Take OneDrive. You want to share documents with somebody in OneDrive, you hit a button in your UI, and you type in the user’s email address. That never comes down to your client and back up. So anything that’s actually looking at data going up and back down, like a traditional upload and download, isn’t going to see anything.

And it’s the same here. Even if you’re typing text in and uploading it, it’s going as part of this JSON packet. To claim visibility, you’ve got to understand that, and you’ve got to understand it across a huge broad-brush spectrum. Every day, a new generative AI app is popping up. And you’ve got to understand that, you’ve got to add it to the library.

The power of data visibility with generative AI.

Data visibility is everything when making generative AI business-safe.

Data visibility is everything when making generative AI business-safe.

That’s why we’ve been able to launch our solution so quickly – our underlying technology has been doing this for years, and a generative AI is just another application you can quickly add to the library to understand.

And once you understand it, all of the other layers that you already have in place around threat detection capabilities using ML and AI-based classifiers, data protection, optical character recognition and so on just power on.

The key thing is being able to see the data. Once you see your data, you can apply technologies that we’ve been using for quite some time to it.
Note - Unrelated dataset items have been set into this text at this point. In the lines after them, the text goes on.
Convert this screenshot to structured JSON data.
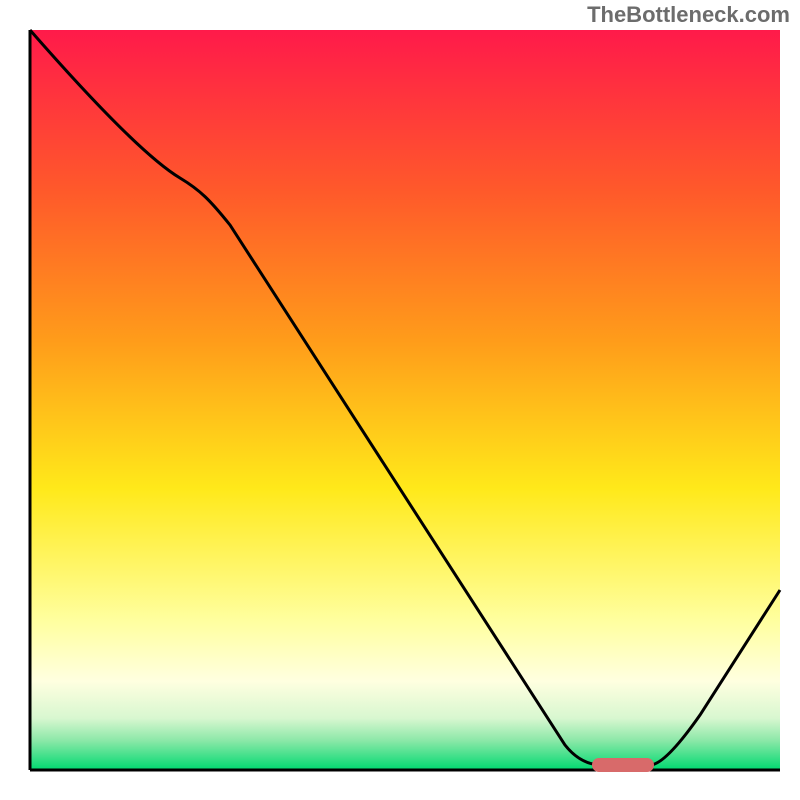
{
  "attribution": "TheBottleneck.com",
  "chart_data": {
    "type": "line",
    "title": "",
    "xlabel": "",
    "ylabel": "",
    "xlim": [
      0,
      100
    ],
    "ylim": [
      0,
      100
    ],
    "grid": false,
    "series": [
      {
        "name": "bottleneck-curve",
        "x": [
          0,
          20,
          72,
          78,
          82,
          100
        ],
        "y": [
          100,
          80,
          1,
          0,
          0,
          25
        ]
      }
    ],
    "marker": {
      "name": "optimal-zone",
      "x_start": 75,
      "x_end": 83,
      "y": 0,
      "color": "#d86a6a"
    },
    "background": {
      "gradient_top": "#ff1a4a",
      "gradient_mid_top": "#ff9c1a",
      "gradient_mid": "#ffe91a",
      "gradient_low": "#ffffcc",
      "gradient_green_light": "#b7f5c3",
      "gradient_bottom": "#00d970"
    },
    "axes_color": "#000000"
  }
}
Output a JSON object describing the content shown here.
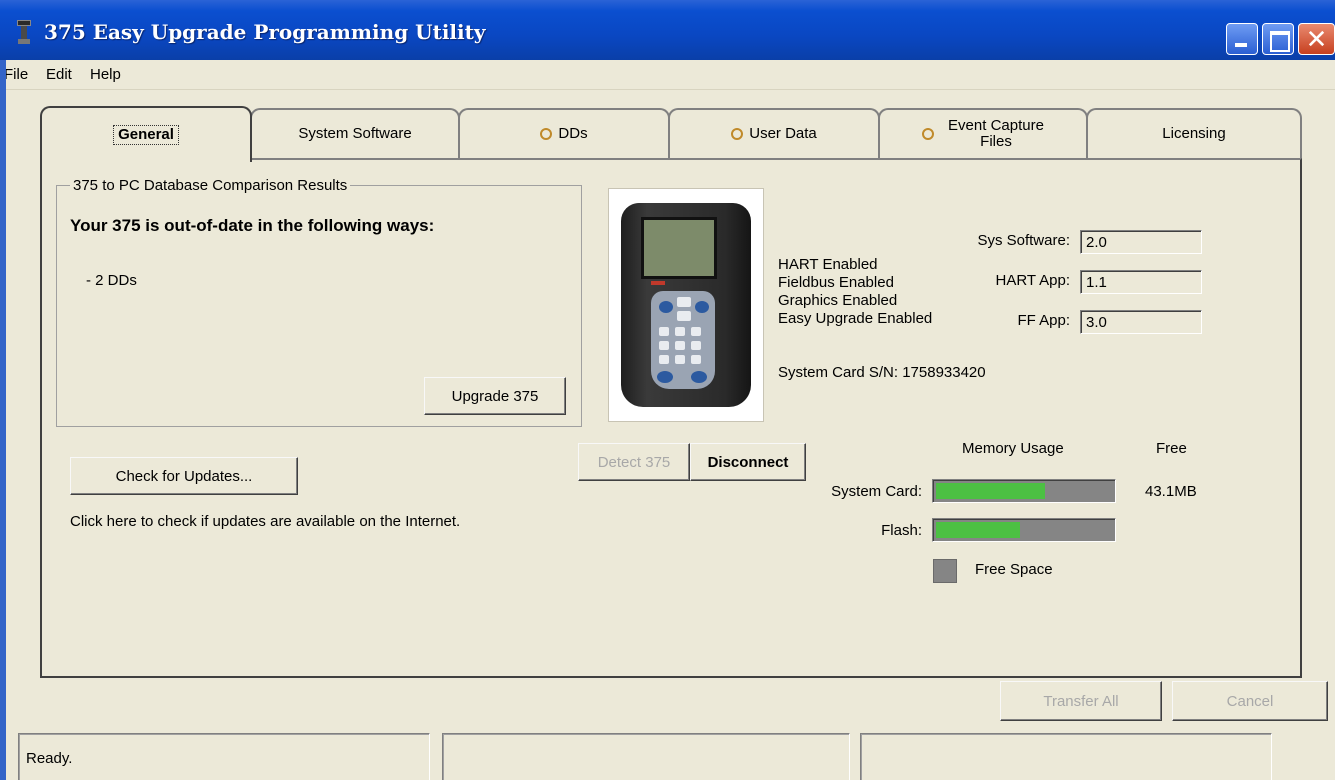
{
  "window": {
    "title": "375 Easy Upgrade Programming Utility"
  },
  "menu": {
    "file": "File",
    "edit": "Edit",
    "help": "Help"
  },
  "tabs": {
    "general": "General",
    "system_software": "System Software",
    "dds": "DDs",
    "user_data": "User Data",
    "event_capture_line1": "Event Capture",
    "event_capture_line2": "Files",
    "licensing": "Licensing"
  },
  "comparison": {
    "group_title": "375 to PC Database Comparison Results",
    "headline": "Your 375 is out-of-date in the following ways:",
    "items": [
      "- 2 DDs"
    ],
    "upgrade_button": "Upgrade 375"
  },
  "updates": {
    "check_button": "Check for Updates...",
    "hint": "Click here to check if updates are available on the Internet."
  },
  "connection": {
    "detect_button": "Detect 375",
    "disconnect_button": "Disconnect"
  },
  "device": {
    "features": [
      "HART Enabled",
      "Fieldbus Enabled",
      "Graphics Enabled",
      "Easy Upgrade Enabled"
    ],
    "sys_software_label": "Sys Software:",
    "sys_software_value": "2.0",
    "hart_app_label": "HART App:",
    "hart_app_value": "1.1",
    "ff_app_label": "FF App:",
    "ff_app_value": "3.0",
    "serial_text": "System Card  S/N: 1758933420"
  },
  "memory": {
    "usage_header": "Memory Usage",
    "free_header": "Free",
    "system_card_label": "System Card:",
    "system_card_used_fraction": 0.62,
    "system_card_free": "43.1MB",
    "flash_label": "Flash:",
    "flash_used_fraction": 0.48,
    "legend_label": "Free Space",
    "used_color": "#4cc043",
    "free_color": "#858585"
  },
  "actions": {
    "transfer_all": "Transfer All",
    "cancel": "Cancel"
  },
  "status": {
    "text": "Ready."
  }
}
Some of those technology layers are more advanced than others in terms of the level of granularity of live data and the level of accuracy.
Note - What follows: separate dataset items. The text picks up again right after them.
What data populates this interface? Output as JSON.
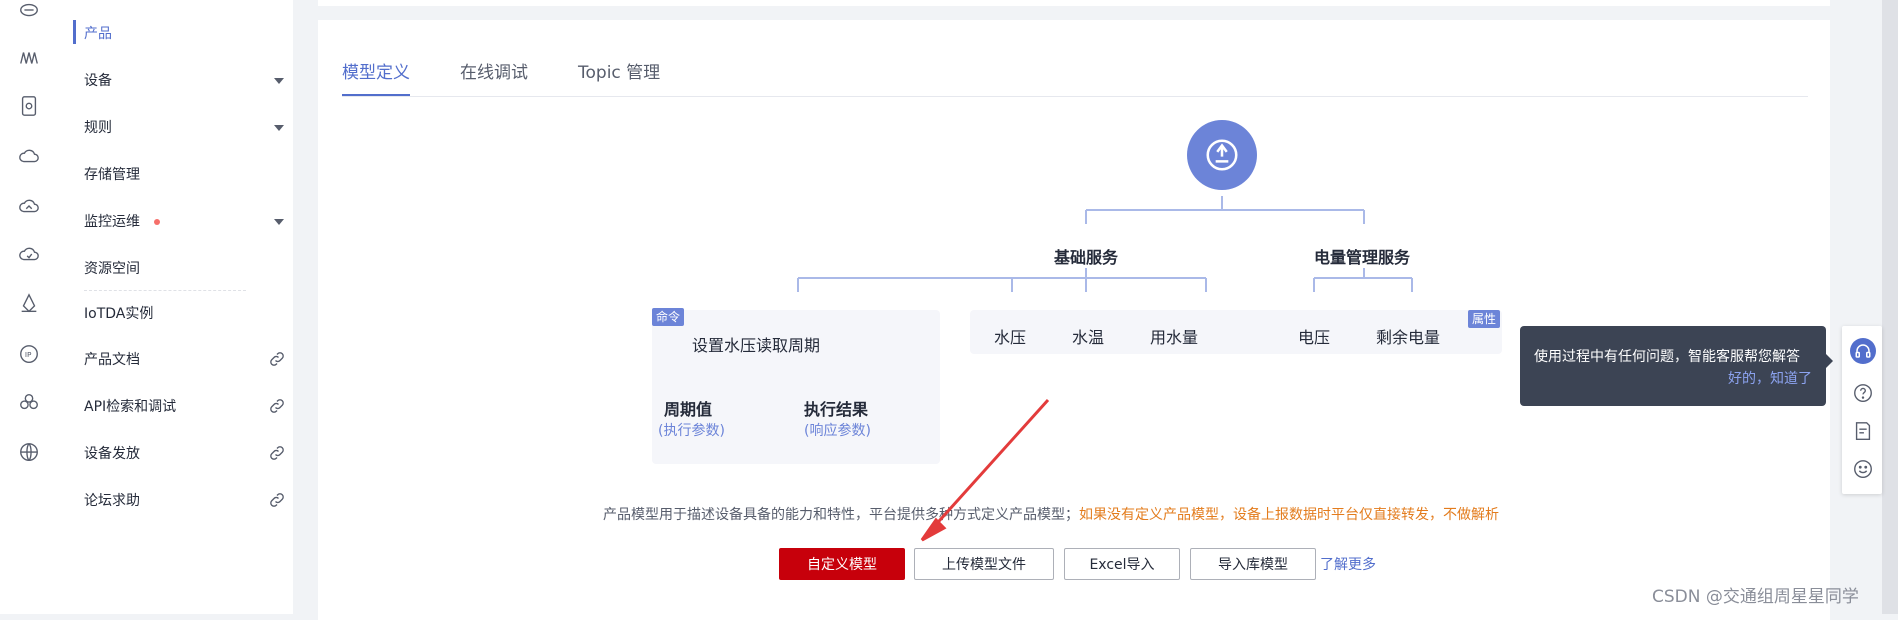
{
  "rail": {
    "icons": [
      "cloud-icon",
      "waveform-icon",
      "device-icon",
      "cloud-outline-icon",
      "cloud-home-icon",
      "cloud-sync-icon",
      "diamond-icon",
      "ip-icon",
      "cluster-icon",
      "globe-icon"
    ]
  },
  "sidebar": {
    "items": [
      {
        "label": "产品",
        "active": true
      },
      {
        "label": "设备",
        "caret": true
      },
      {
        "label": "规则",
        "caret": true
      },
      {
        "label": "存储管理"
      },
      {
        "label": "监控运维",
        "caret": true,
        "dot": true
      },
      {
        "label": "资源空间"
      },
      {
        "label": "IoTDA实例"
      },
      {
        "label": "产品文档",
        "link": true
      },
      {
        "label": "API检索和调试",
        "link": true
      },
      {
        "label": "设备发放",
        "link": true
      },
      {
        "label": "论坛求助",
        "link": true
      }
    ]
  },
  "tabs": [
    {
      "label": "模型定义",
      "active": true
    },
    {
      "label": "在线调试"
    },
    {
      "label": "Topic 管理"
    }
  ],
  "diagram": {
    "services": [
      "基础服务",
      "电量管理服务"
    ],
    "command_tag": "命令",
    "property_tag": "属性",
    "command_name": "设置水压读取周期",
    "command_params": [
      {
        "name": "周期值",
        "sub": "(执行参数)"
      },
      {
        "name": "执行结果",
        "sub": "(响应参数)"
      }
    ],
    "properties": [
      "水压",
      "水温",
      "用水量",
      "电压",
      "剩余电量"
    ]
  },
  "description": {
    "text": "产品模型用于描述设备具备的能力和特性，平台提供多种方式定义产品模型；",
    "warning": "如果没有定义产品模型，设备上报数据时平台仅直接转发，不做解析"
  },
  "buttons": {
    "custom": "自定义模型",
    "upload": "上传模型文件",
    "excel": "Excel导入",
    "library": "导入库模型",
    "learn_more": "了解更多"
  },
  "tooltip": {
    "text": "使用过程中有任何问题，智能客服帮您解答",
    "ok": "好的，知道了"
  },
  "float_icons": [
    "headset-icon",
    "help-icon",
    "feedback-icon",
    "smile-icon"
  ],
  "watermark": "CSDN @交通组周星星同学",
  "colors": {
    "accent": "#526ecc",
    "primary_button": "#c7000b",
    "warning": "#e37c1d",
    "tooltip_bg": "#3c4454"
  }
}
So the granularity of live data lets you spot things that shouldn’t go into generative AI?


Yeah. The top thing we’ve seen being shared within these platforms is source code, followed by intellectual property. Being able to identify source code being uploaded with a high level of accuracy is incredibly important.

Actually, we made an update to our machine learning classifier just last week that looks for source code specifically, to greatly increase the false positive-to-catch rate ratio.
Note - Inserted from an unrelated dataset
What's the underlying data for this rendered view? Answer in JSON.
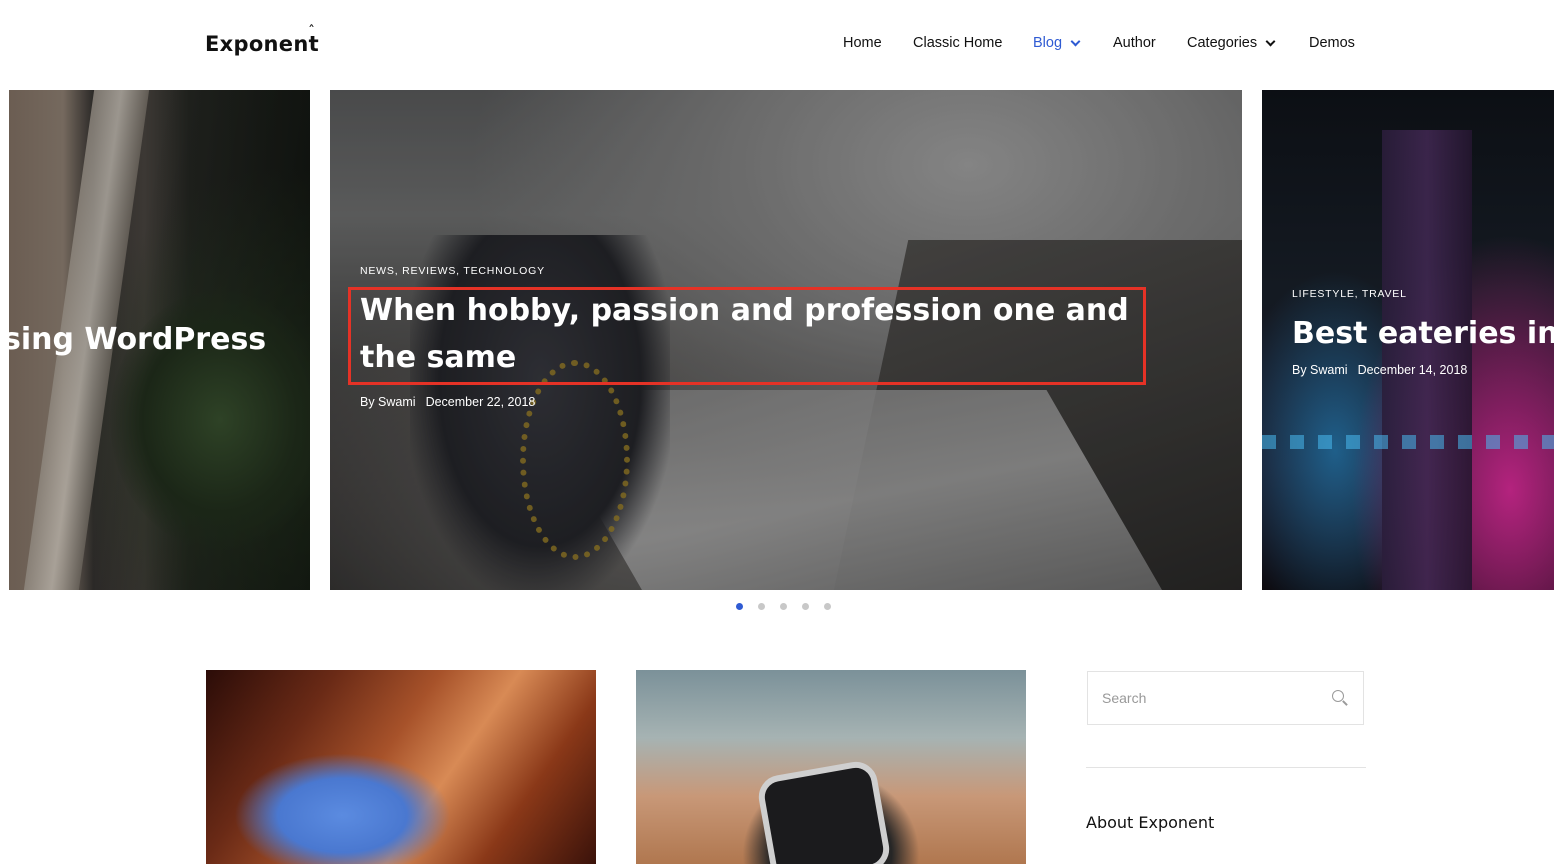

That means we can increase the effectiveness of that source code identification, because that’s what’s top of mind. That’s what’s being used.


It seems like lots of enterprises are having to make themselves go on a very steep learning curve, both about the technology of generative AI, and then the dangers of generative AI, and then the solutions to the dangers of generative AI.

It’s building into a giant educational snowball, isn’t it?

Samsung first really highlighted the data breach dangers of generative AI.

Samsung first really highlighted the data breach dangers of generative AI.


Exactly, and especially when they’re considering how it’s useful to them, and what they want to actually do with generative AI. Do they want to use the large public models from OpenAI and Microsoft, or Google, or whoever? Or do they want to use a smaller data set? How can they bring that in-house? And how can they train their model? And if they’re doing that, then how do they make sure that it’s also secure? There are multiple threads of conversation going on here, and they have to find the order of their priorities.

And the priority for so many companies I’m talking to is surprising, because it tends to put the “How do we use it?” question second, rather than first.

The first priority of most companies is “How do we make sure that we don’t accidentally lose data right now.”